Quand la pratique des armes sera le plus noble des jeux, quand nous serons en familiarité avec l’idée de la guerre, alors nous saurons être courageux sans cesser d’être raisonnables, et l’on entendra de nobles paroles. Alors nos députés, au lieu de se laisser emporter par un frisson dans lequel il y a de tout, et de la peur aussi, feront sur la paix et la guerre des discours vraiment Spartiates. Alors, peut-être, les Chambres adopteront à mains levées, sans cris, sans tumulte, dans un silence imposant, quelque motion dans le genre de celle-ci.

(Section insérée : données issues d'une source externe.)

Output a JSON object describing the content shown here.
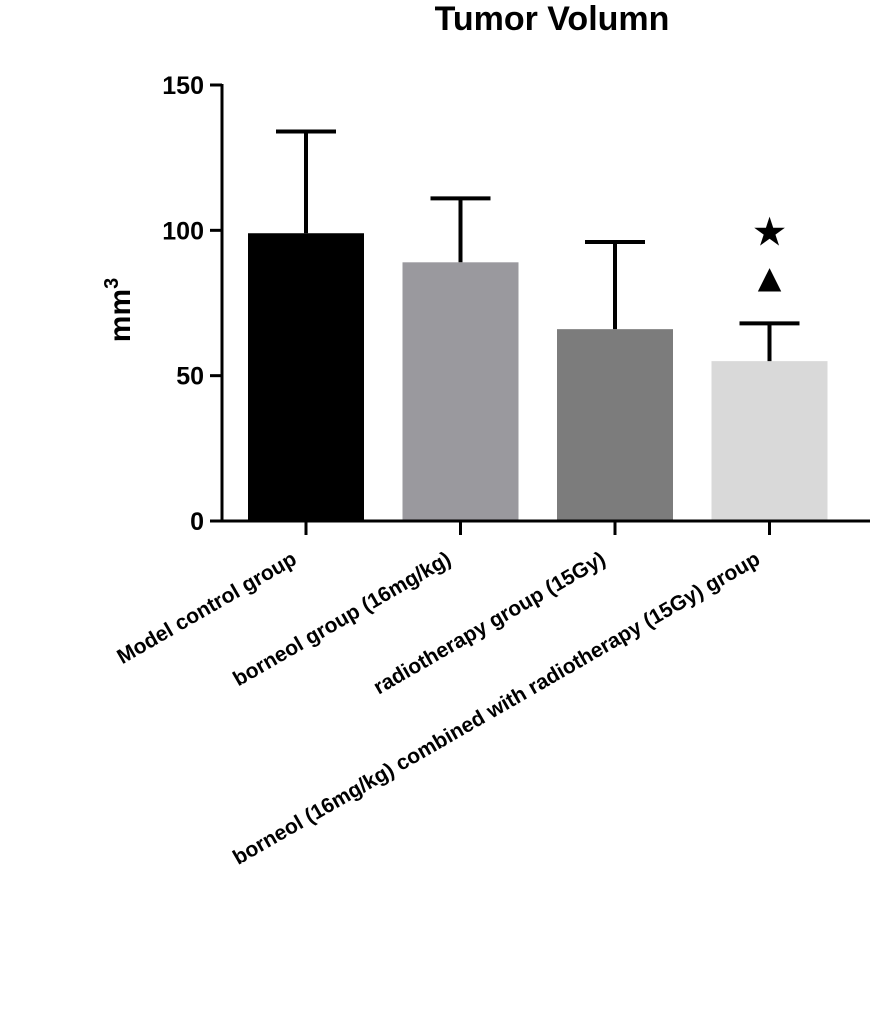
{
  "chart_data": {
    "type": "bar",
    "title": "Tumor Volumn",
    "xlabel": "",
    "ylabel": "mm",
    "ylabel_superscript": "3",
    "ylim": [
      0,
      150
    ],
    "yticks": [
      0,
      50,
      100,
      150
    ],
    "grid": false,
    "legend": "none",
    "categories": [
      "Model control group",
      "borneol group (16mg/kg)",
      "radiotherapy group (15Gy)",
      "borneol (16mg/kg) combined with radiotherapy (15Gy) group"
    ],
    "values": [
      99,
      89,
      66,
      55
    ],
    "error_upper": [
      134,
      111,
      96,
      68
    ],
    "colors": [
      "#000000",
      "#9a999e",
      "#7c7c7c",
      "#d9d9d9"
    ],
    "annotations": [
      {
        "category_index": 3,
        "symbols": [
          "★",
          "▲"
        ]
      }
    ]
  }
}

« La Chambre française à tous les peuples de la terre, salut et fraternité. Au nom du Peuple français, nous déclarons que les citoyens armés ne sont armés que pour la défense de l’ordre public, des personnes et des biens. Nous repoussons cette idée que la violence collective puisse jamais être considérée comme un moyen de décider du droit. Nous renonçons donc à faire la guerre. Et si jamais d’imprudents aventuriers osaient chez nous dévaster les biens et attaquer les personnes, nous faisons savoir à tous que, lorsqu’ils seront châtiés, ils le seront comme bandits et assassins, non comme étrangers. Si donc nos voisins, rendus aveugles par la contagion des passions, franchissaient en armes nos frontières, qu’ils le sachent bien, nous n’irons pas, par une défense précipitée, imiter à notre tour leurs passions et nous rendre fous pour nous défendre contre leur folie. Non. Nous écrivons dans nos lois, à partir de ce jour, que nul n’a le droit en France de répondre à un acte de guerre par un acte de guerre avant qu’il se soit écoulé un délai de huit jours. La France se sait assez forte pour laisser à l’ennemi, quel qu’il soit, cet avantage. » C’est en ces termes, ou à peu près, que la Paix serait déclarée au monde. Quelques politiques riraient de nous ; mais les peuples comprendraient.